Mehr Abfall, weniger Deponien - kann das gut gehen? Dank Bauboom produziert Deutschland inzwischen über 400 Millionen Tonnen Abfälle im Jahr. Doch die Zahl der Deponien schrumpft und schrumpft.
Titelbild
Möwe auf einem Müllhaufen am MeerFoto: über dts
Epoch Times1. Juli 2018

Deutschland droht ein Mangel an Mülldeponien. In den kommenden Jahren werden nach Daten des Statistischen Bundesamts mehrere hundert Deponien das Ende ihrer Betriebsdauer erreichen.

Die Auswirkungen treffen in Form steigender Kosten für die Entsorgung vor allem Häuslebauer und die Baubranche – Bauabfälle machen über die Hälfte des gesamten deutschen Mülls aus. Bau- und Recyclingbranche sind besorgt.

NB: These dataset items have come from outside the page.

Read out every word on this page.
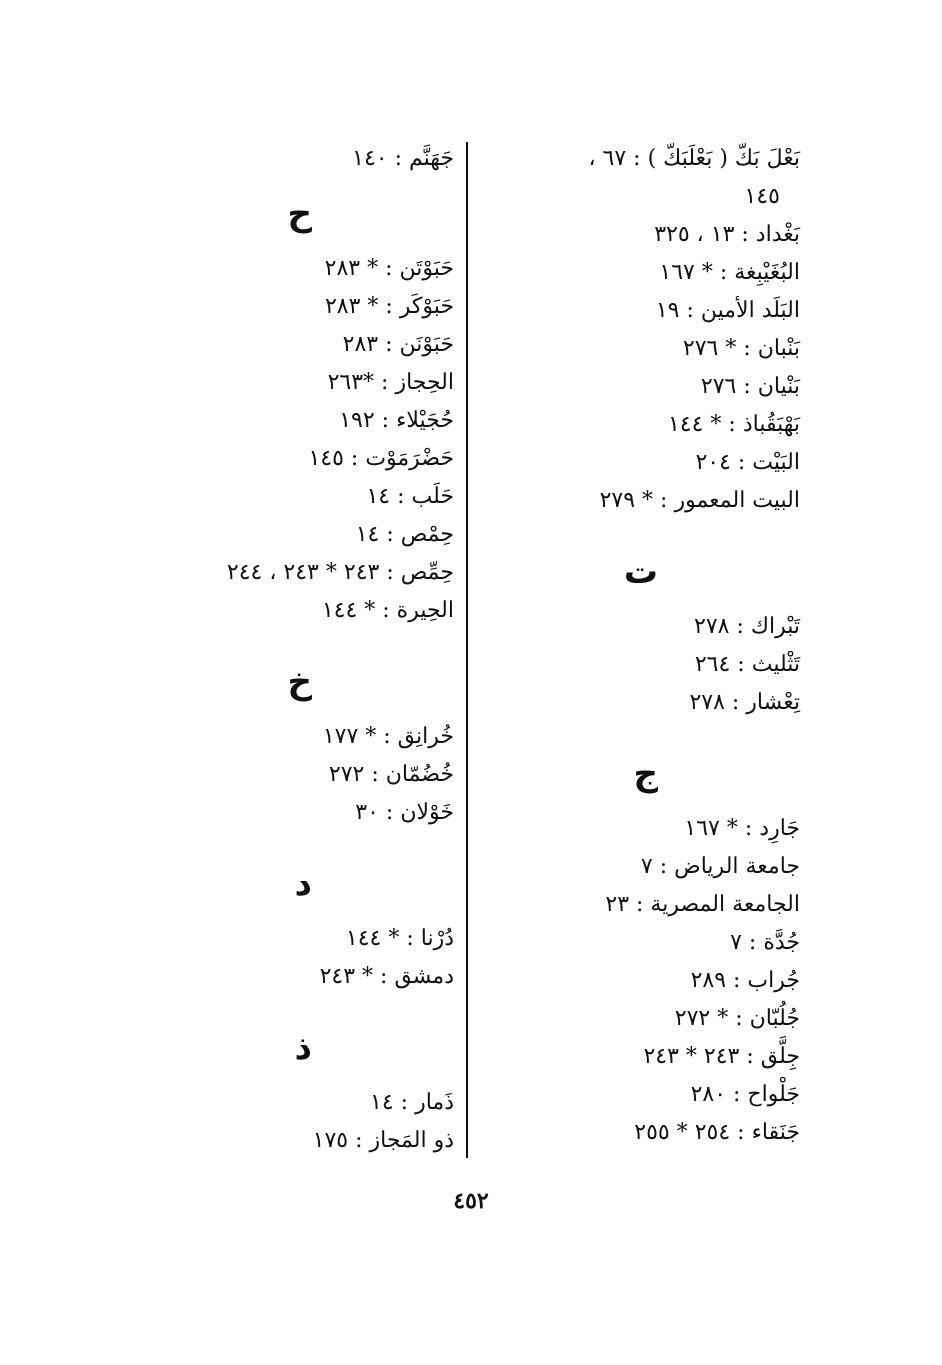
بَعْلَ بَكّ ( بَعْلَبَكّ ) : ٦٧ ،
١٤٥
بَغْداد : ١٣ ، ٣٢٥
البُغَيْبِغة : * ١٦٧
البَلَد الأمين : ١٩
بَنْبان : * ٢٧٦
بَنْيان : ٢٧٦
بَهْبَقُباذ : * ١٤٤
البَيْت : ٢٠٤
البيت المعمور : * ٢٧٩
ت
تَبْراك : ٢٧٨
تَثْليث : ٢٦٤
تِعْشار : ٢٧٨
ج
جَارِد : * ١٦٧
جامعة الرياض : ٧
الجامعة المصرية : ٢٣
جُدَّة : ٧
جُراب : ٢٨٩
جُلُبّان : * ٢٧٢
جِلَّق : ٢٤٣ * ٢٤٣
جَلْواح : ٢٨٠
جَنَقاء : ٢٥٤ * ٢٥٥
جَهَنَّم : ١٤٠
ح
حَبَوْتَن : * ٢٨٣
حَبَوْكَر : * ٢٨٣
حَبَوْنَن : ٢٨٣
الحِجاز : *٢٦٣
حُجَيْلاء : ١٩٢
حَضْرَمَوْت : ١٤٥
حَلَب : ١٤
حِمْص : ١٤
حِمِّص : ٢٤٣ * ٢٤٣ ، ٢٤٤
الحِيرة : * ١٤٤
خ
خُرانِق : * ١٧٧
خُضُمّان : ٢٧٢
خَوْلان : ٣٠
د
دُرْنا : * ١٤٤
دمشق : * ٢٤٣
ذ
ذَمار : ١٤
ذو المَجاز : ١٧٥
٤٥٢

Die Zahlen zeigen, dass 2016 noch 1108 Deponien in Deutschland in Betrieb waren, fast 900 weniger als zehn Jahre zuvor. Und im Zeitraum von 2015 bis 2025 erreichen demnach noch einmal über 500 Deponien das Ende ihrer vorgesehenen Betriebsdauer. Zwar sind bei mehreren hundert Deponien auch Baumaßnahmen geplant, aber dennoch schrumpft die Zahl kontinuierlich.

Ein bundesweites Problem

„Wir haben das Problem eigentlich bundesweit, dass die Deponiekapazitäten knapp werden“, sagte Stefan Schmidmeyer der Deutschen Presse-Agentur. Der Fachmann für Baustoff-Recycling leitet den Fachverband Mineralik im Bundesverband Sekundärrohstoffe und Entsorgung. „Es werden eigentlich gar keine neuen Deponien mehr genehmigt.“

Und gleichzeitig steigt das Abfallaufkommen – 2016 waren es schon 411 Millionen Tonnen, 25 Millionen mehr als zu Beginn des Jahrzehnts. Hauptursache ist der Bauboom. Denn Bauabfälle machen mehr als die Hälfte des gesamten deutschen Abfalls aus: 2016 waren es 223 Millionen Tonnen, 23 Millionen Tonnen mehr als 2011. Die Folgen: Entsorgungstourismus und hohe Kosten.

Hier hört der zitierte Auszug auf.